Sospirò affranto, accarezzando i capelli del gemello, gli occhi attenti ad osservare ogni minimo movimento del mago che non sembrava essere presente.
Con la testa, perlomeno.
Tuttavia, non appena Crystal iniziò a gemere spasmodicamente, lo sguardo di Sivade divenne guardingo. Con un passo si allontanò dai due gemelli: « Forse devo andarmene?» chiese con tono distaccato, le mani dietro la schiena.

Tom socchiuse gli occhi, ordinando a sé stesso di mantenere la calma.

Ciò che stava per fare non era certo una novità, ma comportava sempre troppo dolore. Digrignò i denti mentre si portava una mano dietro la schiena per prendere il necessario
«Credo sia proprio il caso, a meno che tu, al suo risveglio, non voglia essere dissanguato» rispose gelido, toccando un paletto d’argento regalatogli dal fratello stesso.

Lo strinse con forza prima di osservare le incisioni che, tempo addietro, avevano realizzato assieme:
“Pulvis et umbra sumus” c’era scritto, la calligrafia elegante di Crystal che spiccava più di tutto il resto.

Il ragazzo dai capelli corvini lesse quella frase con attenzione, ridendo amaramente. Compì altri tre passi, andando dall’altra parte della radura in cui si trovavano.
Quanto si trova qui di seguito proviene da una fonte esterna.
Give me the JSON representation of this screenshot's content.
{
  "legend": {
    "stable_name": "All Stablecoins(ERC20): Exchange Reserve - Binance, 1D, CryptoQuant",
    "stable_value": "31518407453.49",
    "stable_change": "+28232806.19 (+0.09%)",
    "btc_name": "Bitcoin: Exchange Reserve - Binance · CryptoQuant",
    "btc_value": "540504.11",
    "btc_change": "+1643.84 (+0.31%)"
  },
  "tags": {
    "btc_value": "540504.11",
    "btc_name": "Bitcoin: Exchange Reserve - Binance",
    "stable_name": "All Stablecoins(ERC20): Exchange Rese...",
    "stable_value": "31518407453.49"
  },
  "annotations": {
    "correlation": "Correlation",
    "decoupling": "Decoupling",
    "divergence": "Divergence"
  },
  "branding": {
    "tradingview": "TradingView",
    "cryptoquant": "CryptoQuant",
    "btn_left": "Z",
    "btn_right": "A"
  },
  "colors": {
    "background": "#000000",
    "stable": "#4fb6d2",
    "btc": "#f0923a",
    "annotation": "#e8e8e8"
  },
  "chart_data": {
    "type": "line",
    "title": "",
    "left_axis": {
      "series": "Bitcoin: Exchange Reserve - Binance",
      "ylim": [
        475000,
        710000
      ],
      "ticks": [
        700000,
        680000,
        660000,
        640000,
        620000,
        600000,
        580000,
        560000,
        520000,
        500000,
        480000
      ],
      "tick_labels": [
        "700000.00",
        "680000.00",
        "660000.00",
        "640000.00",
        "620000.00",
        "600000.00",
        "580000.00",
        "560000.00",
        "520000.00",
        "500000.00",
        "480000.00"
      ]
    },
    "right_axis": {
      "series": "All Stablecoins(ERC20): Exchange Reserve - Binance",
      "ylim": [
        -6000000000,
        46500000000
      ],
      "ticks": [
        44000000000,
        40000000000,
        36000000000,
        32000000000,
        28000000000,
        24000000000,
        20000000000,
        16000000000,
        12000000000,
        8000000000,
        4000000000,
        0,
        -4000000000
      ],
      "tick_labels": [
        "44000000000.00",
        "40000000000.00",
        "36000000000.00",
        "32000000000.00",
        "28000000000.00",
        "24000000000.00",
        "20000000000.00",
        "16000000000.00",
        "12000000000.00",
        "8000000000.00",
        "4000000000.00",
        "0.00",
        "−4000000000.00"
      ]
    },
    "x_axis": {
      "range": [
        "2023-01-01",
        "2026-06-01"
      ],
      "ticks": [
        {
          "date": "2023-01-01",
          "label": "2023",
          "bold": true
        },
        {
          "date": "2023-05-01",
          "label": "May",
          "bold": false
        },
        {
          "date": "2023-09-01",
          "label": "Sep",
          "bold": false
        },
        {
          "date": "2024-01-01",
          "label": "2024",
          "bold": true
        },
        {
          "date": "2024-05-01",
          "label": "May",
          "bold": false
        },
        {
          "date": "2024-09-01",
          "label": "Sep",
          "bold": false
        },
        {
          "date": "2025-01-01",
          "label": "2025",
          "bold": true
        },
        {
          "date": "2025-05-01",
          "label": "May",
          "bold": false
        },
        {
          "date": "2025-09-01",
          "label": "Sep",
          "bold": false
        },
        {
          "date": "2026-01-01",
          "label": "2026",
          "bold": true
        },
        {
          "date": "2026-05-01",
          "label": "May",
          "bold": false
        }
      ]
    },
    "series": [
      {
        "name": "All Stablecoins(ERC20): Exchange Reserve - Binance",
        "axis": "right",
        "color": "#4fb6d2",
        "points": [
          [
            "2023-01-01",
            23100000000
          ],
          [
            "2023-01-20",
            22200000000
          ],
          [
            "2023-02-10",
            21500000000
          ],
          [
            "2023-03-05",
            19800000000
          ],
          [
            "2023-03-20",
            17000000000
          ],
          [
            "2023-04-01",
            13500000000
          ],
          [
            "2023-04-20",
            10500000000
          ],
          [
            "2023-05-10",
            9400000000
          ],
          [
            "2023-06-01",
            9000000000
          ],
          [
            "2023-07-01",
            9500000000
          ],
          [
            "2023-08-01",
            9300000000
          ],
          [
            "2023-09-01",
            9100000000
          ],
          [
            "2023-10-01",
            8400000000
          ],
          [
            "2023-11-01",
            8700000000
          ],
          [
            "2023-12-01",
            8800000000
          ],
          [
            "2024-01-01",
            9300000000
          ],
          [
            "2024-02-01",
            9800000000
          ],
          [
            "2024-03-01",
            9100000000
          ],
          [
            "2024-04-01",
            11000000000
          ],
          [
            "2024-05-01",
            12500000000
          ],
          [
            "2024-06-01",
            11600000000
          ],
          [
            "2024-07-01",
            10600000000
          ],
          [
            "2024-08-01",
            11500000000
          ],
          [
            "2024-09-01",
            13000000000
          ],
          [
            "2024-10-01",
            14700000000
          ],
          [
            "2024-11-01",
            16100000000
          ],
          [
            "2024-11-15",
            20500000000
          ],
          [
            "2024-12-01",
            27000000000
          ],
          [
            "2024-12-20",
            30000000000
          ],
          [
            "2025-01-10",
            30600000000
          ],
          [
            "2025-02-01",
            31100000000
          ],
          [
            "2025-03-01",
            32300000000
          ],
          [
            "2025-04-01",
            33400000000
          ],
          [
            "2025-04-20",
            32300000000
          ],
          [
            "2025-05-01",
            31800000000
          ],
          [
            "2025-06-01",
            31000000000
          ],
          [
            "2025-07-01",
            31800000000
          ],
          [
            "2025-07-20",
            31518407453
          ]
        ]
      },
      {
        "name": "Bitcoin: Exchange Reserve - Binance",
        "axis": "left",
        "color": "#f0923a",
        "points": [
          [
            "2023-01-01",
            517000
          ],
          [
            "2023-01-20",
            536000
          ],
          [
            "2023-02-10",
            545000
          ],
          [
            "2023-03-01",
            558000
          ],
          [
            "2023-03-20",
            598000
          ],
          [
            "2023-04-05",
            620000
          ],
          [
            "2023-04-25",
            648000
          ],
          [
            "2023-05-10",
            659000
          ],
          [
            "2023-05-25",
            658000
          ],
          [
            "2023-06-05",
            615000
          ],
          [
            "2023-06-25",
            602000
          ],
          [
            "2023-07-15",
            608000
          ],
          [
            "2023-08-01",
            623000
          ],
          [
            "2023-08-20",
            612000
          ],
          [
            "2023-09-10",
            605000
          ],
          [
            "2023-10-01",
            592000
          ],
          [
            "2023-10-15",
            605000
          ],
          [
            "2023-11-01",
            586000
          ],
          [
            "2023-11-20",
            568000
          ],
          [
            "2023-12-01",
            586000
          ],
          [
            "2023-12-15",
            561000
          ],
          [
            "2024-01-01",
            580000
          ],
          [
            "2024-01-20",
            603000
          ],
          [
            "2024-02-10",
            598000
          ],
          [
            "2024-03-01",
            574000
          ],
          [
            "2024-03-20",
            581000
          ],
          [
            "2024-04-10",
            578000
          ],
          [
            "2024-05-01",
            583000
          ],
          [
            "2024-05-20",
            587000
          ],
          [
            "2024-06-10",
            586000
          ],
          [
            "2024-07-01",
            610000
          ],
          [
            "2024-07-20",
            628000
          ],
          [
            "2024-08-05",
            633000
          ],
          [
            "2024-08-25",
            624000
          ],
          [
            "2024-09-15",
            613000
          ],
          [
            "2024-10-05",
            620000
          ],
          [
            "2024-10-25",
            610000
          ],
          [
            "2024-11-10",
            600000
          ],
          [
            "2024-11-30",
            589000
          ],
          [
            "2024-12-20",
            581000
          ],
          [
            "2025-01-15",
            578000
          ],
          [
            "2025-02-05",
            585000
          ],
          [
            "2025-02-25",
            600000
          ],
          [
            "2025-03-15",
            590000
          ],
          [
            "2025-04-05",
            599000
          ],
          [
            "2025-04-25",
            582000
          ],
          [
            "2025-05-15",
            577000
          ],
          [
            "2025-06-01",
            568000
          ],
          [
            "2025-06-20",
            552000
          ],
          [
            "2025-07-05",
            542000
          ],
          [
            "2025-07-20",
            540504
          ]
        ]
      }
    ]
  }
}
Si posò ad un altro rovere, le mani posate alla dura corteccia: « Se me ne vado vi colpirà…» disse solo, chiudendo gli occhi definitivamente «ma posso rallentare il mio battito, potrebbe aiutarvi?»

«Non cambia niente, è troppo sensibile» rispose Tom, all’istante.

Disse questo non perché volesse cacciarlo, anche se era ciò che, in definitiva, voleva, ma perché sapeva benissimo il grado di pericolosità che Crystal poteva raggiungere. Impazziva, letteralmente e il giovane mago non l’aveva mai visto in quello stato, per sua immensa fortuna.

Questi, incrociò appena le gambe: « Mi so difendere…Più o meno. » ammise, un sorrisetto nervoso sul volto corrucciato.

Tom scoppiò a ridere. Doveva essere una risata isterica, ma non fu altro che uno sghignazzo trattenuto; una smorfia appena accennata.

«Peggio per te» disse mentre un urlo straziato dilaniava il corpo del vampiro che si contorse dolorosamente, fino a far schioccare le ossa dell’intera colonna vertebrale.

Quel suono fece rabbrividire Sivade da capo a piedi, le mani che andarono a portarsi davanti al petto: decisamente, non sarebbe riuscito a difendersi. Anche se non per paura. Solo, non sopportava di veder soffrire la gente.

Un istante dopo si sedette a terra a gambe incrociate, unendo le dita di entrambe le mani. Davanti a lui comparve una pergamena e con essa una penna, che iniziò a scrivere alcune parole. Si trattenne dal ridere, rendendosi conto di non essere assolutamente consapevole di ciò che stava facendo.

« Al signorino che mi prosciugherà, non lascio niente, a Tom lascio le mie mutande, a Valar lascio il mio corpo, a Goito il mio armadio, a San mio fratello e tanti auguri, a Helmino il mio lettino…» soffocò a stento le risa, consapevole della sua pateticità. Chiuse gli occhi, per poi riaprirli su Crystal: «Potrei lasciargli la mia scorta segreta di mentine…» rifletté, mortalmente serio.

Tom alzò un sopracciglio, osservandolo con la coda dell’occhio, le labbra piegate in un ghigno divertito: «Bravo, bravo scrivi il testamento…» concluse poi, ritornando a fissare il corpo lacero di Crystal, gli occhi che esprimevano tutta la sua preoccupazione.

«Perdonami…» sussurrò.
E lo trafisse al petto, svegliandolo di soprassalto.
Un fulmine che si abbatteva al suolo, accanto a Sivade.